Las dos difieren en las superficies que pueden decorar, en dónde se ubica su equipo, en cómo se comporta su coste con el volumen, en cómo se reciclan y en cómo se desgastan; y esos ejes rara vez apuntan todos en la misma dirección. La tabla las pone lado a lado antes del detalle que sigue.

EjeManga retráctil de cuerpo enteroEtiqueta in-mold (IML)
Cuándo se decoraDespués de formar y llenar el envaseDurante el moldeo, mientras se forma el envase
Tipos de envaseCualquier envase terminado: plástico, vidrio, metalSolo envases de plástico moldeados en planta
Forma del envaseCónica, con cintura, ovalada, muy perfiladaCaras desarrollables y moldeables; esquinas redondeadas
Cobertura360 grados completos, cuerpo y hombroEnvoltura total dentro de la geometría del molde; 360° complejo difícil
EquipoAplicador y túnel de calor en la línea de llenadoRobot de colocación dentro de la celda de moldeo
Perfil de costeUtillaje ligero, flexible en tiradas cortas y muchas referenciasFuerte desembolso en molde y robótica; exige series largas
Volumen idealLotes medianos y pequeños, temporada, multirreferenciaUn envase en volumen grande, estable y recurrente
RecicladoMultipolímero, salvo que un film de CPET iguale a la botellaMonomaterial cuando la resina de la etiqueta iguala al envase
DurabilidadEl gráfico de film se adapta pero puede rayarseFundido en la pared; no se despega ni se raya

Cada fila es una decisión en sí misma.

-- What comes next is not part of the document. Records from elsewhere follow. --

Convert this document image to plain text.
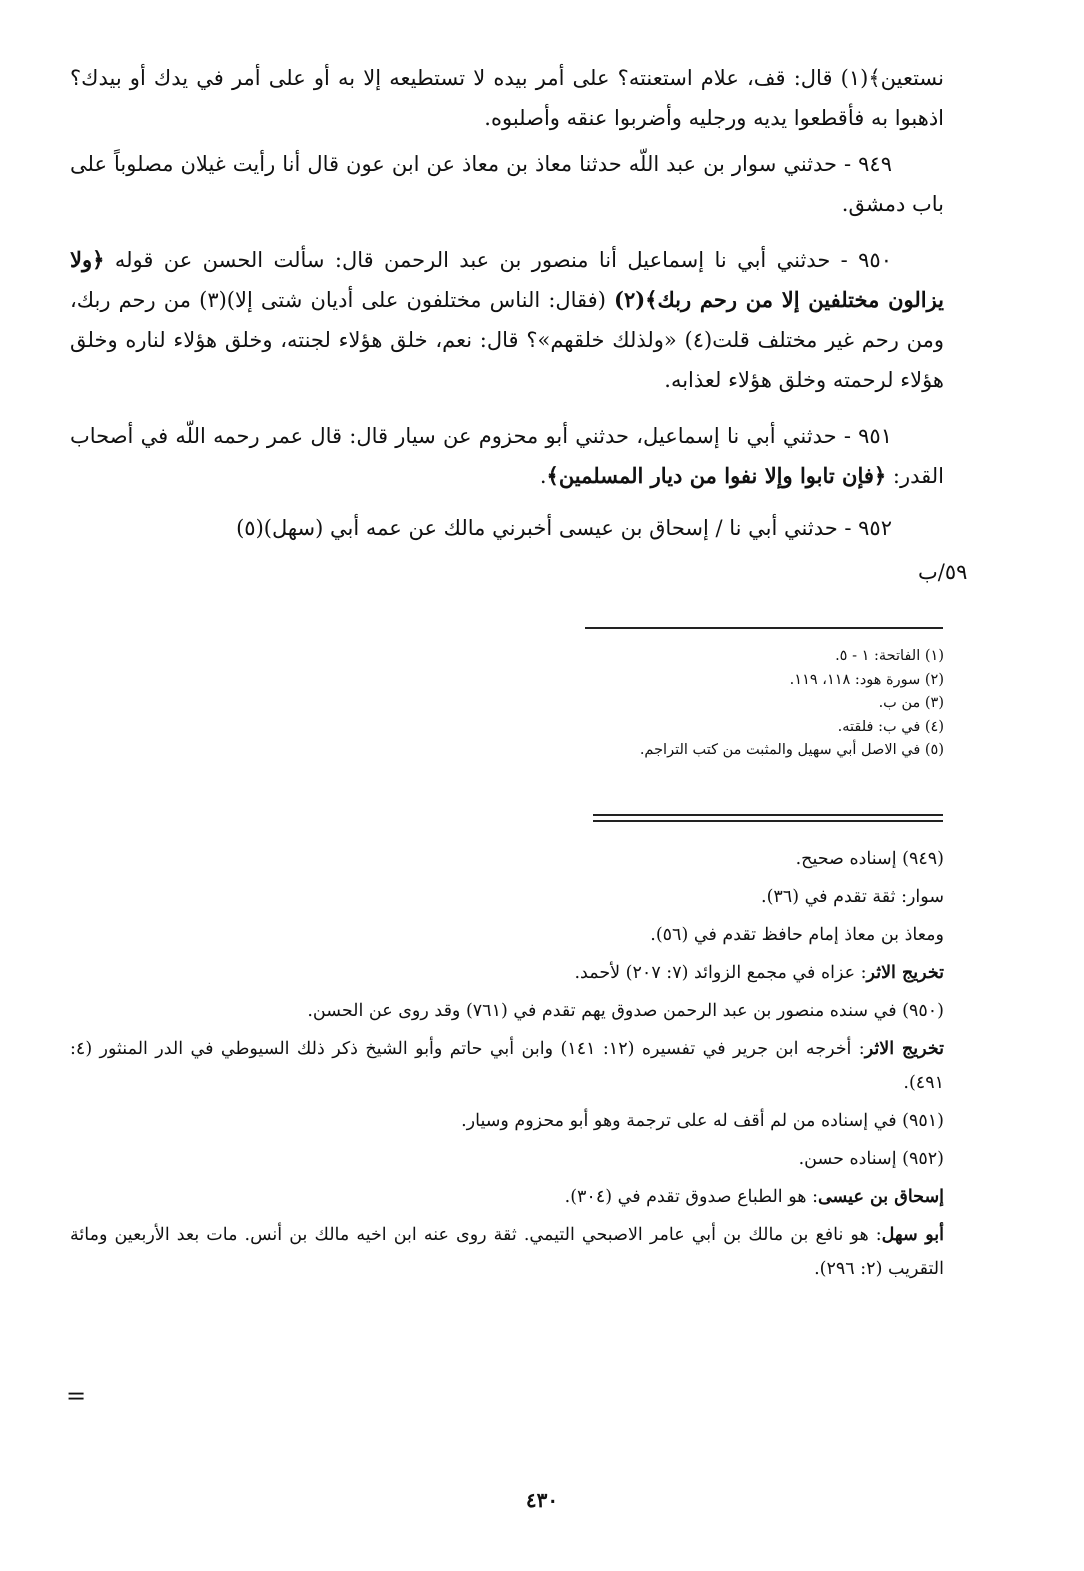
نستعين﴾(١) قال: قف، علام استعنته؟ على أمر بيده لا تستطيعه إلا به أو على أمر في يدك أو بيدك؟ اذهبوا به فأقطعوا يديه ورجليه وأضربوا عنقه وأصلبوه.

٩٤٩ - حدثني سوار بن عبد اللّه حدثنا معاذ بن معاذ عن ابن عون قال أنا رأيت غيلان مصلوباً على باب دمشق.

٩٥٠ - حدثني أبي نا إسماعيل أنا منصور بن عبد الرحمن قال: سألت الحسن عن قوله ﴿ولا يزالون مختلفين إلا من رحم ربك﴾(٢) (فقال: الناس مختلفون على أديان شتى إلا)(٣) من رحم ربك، ومن رحم غير مختلف قلت(٤) «ولذلك خلقهم»؟ قال: نعم، خلق هؤلاء لجنته، وخلق هؤلاء لناره وخلق هؤلاء لرحمته وخلق هؤلاء لعذابه.

٩٥١ - حدثني أبي نا إسماعيل، حدثني أبو محزوم عن سيار قال: قال عمر رحمه اللّه في أصحاب القدر: ﴿فإن تابوا وإلا نفوا من ديار المسلمين﴾.

٩٥٢ - حدثني أبي نا / إسحاق بن عيسى أخبرني مالك عن عمه أبي (سهل)(٥)

٥٩/ب

(١) الفاتحة: ١ - ٥.

(٢) سورة هود: ١١٨، ١١٩.

(٣) من ب.

(٤) في ب: فلقته.

(٥) في الاصل أبي سهيل والمثبت من كتب التراجم.

(٩٤٩) إسناده صحيح.

سوار: ثقة تقدم في (٣٦).

ومعاذ بن معاذ إمام حافظ تقدم في (٥٦).

تخريج الاثر: عزاه في مجمع الزوائد (٧: ٢٠٧) لأحمد.

(٩٥٠) في سنده منصور بن عبد الرحمن صدوق يهم تقدم في (٧٦١) وقد روى عن الحسن.

تخريج الاثر: أخرجه ابن جرير في تفسيره (١٢: ١٤١) وابن أبي حاتم وأبو الشيخ ذكر ذلك السيوطي في الدر المنثور (٤: ٤٩١).

(٩٥١) في إسناده من لم أقف له على ترجمة وهو أبو محزوم وسيار.

(٩٥٢) إسناده حسن.

إسحاق بن عيسى: هو الطباع صدوق تقدم في (٣٠٤).

أبو سهل: هو نافع بن مالك بن أبي عامر الاصبحي التيمي. ثقة روى عنه ابن اخيه مالك بن أنس. مات بعد الأربعين ومائة التقريب (٢: ٢٩٦).

=
٤٣٠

Las secciones siguientes las abordan en el orden en que realmente resuelven un proyecto, empezando por el mecanismo que separa a ambos métodos antes de que importe cualquier concesión de superficie.

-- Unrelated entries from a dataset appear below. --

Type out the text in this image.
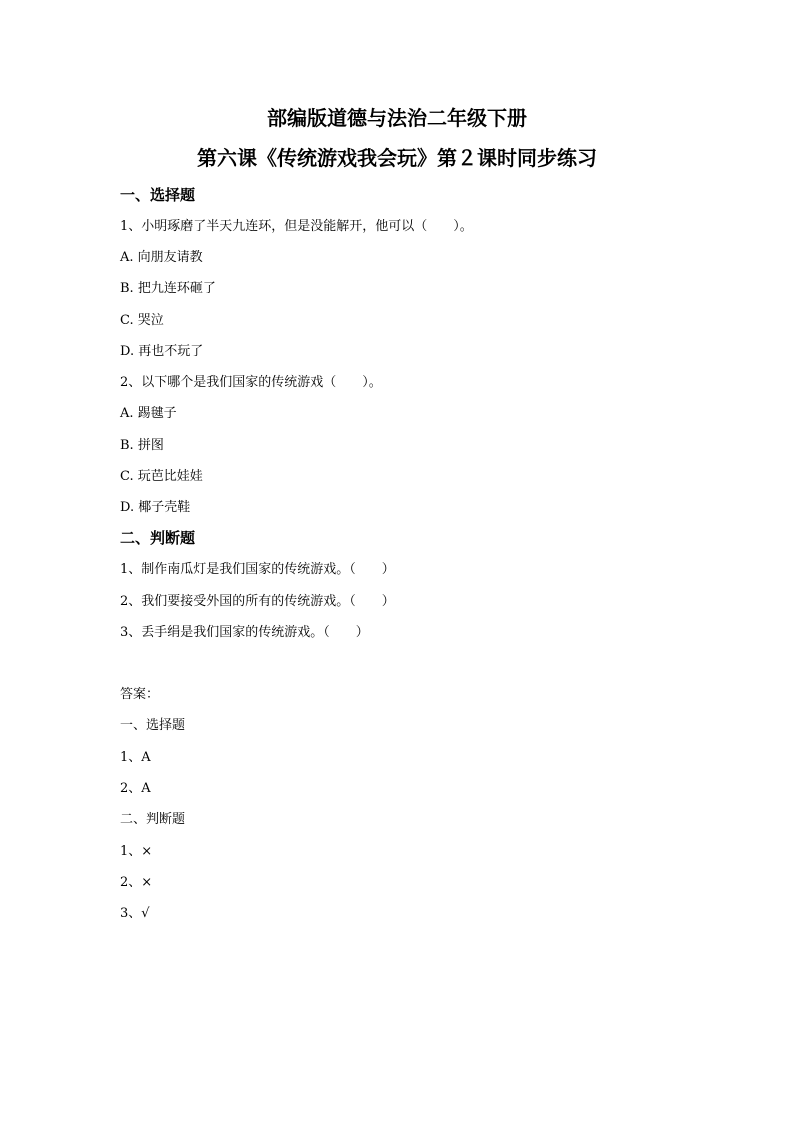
部编版道德与法治二年级下册
第六课《传统游戏我会玩》第２课时同步练习
一、选择题
1、小明琢磨了半天九连环，但是没能解开，他可以（　　）。
A. 向朋友请教
B. 把九连环砸了
C. 哭泣
D. 再也不玩了
2、以下哪个是我们国家的传统游戏（　　）。
A. 踢毽子
B. 拼图
C. 玩芭比娃娃
D. 椰子壳鞋
二、判断题
1、制作南瓜灯是我们国家的传统游戏。（　　）
2、我们要接受外国的所有的传统游戏。（　　）
3、丢手绢是我们国家的传统游戏。（　　）
答案：
一、选择题
1、A
2、A
二、判断题
1、×
2、×
3、√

Cuándo se une el gráfico al envase

La diferencia decisiva es el momento: una etiqueta in-mold pasa a formar parte del envase a medida que este se fabrica, mientras que una manga retráctil decora un envase que ya existe. En el moldeo por inyección o por soplado, un robot coloca el film preimpreso contra la pared abierta de la cavidad, el molde cierra y la resina entrante se adhiere a la etiqueta a medida que forma la pieza; así, el envase sale de la máquina ya decorado, sin ninguna fase de etiquetado aparte más adelante. La manga retráctil invierte ese orden. El envase se moldea, se llena y solo entonces cae sobre él un tubo de film soldado que un túnel de calor ciñe a su forma. Un método integra el gráfico; el otro lo aplica encima. Cada diferencia que sigue se remonta a esta única bifurcación.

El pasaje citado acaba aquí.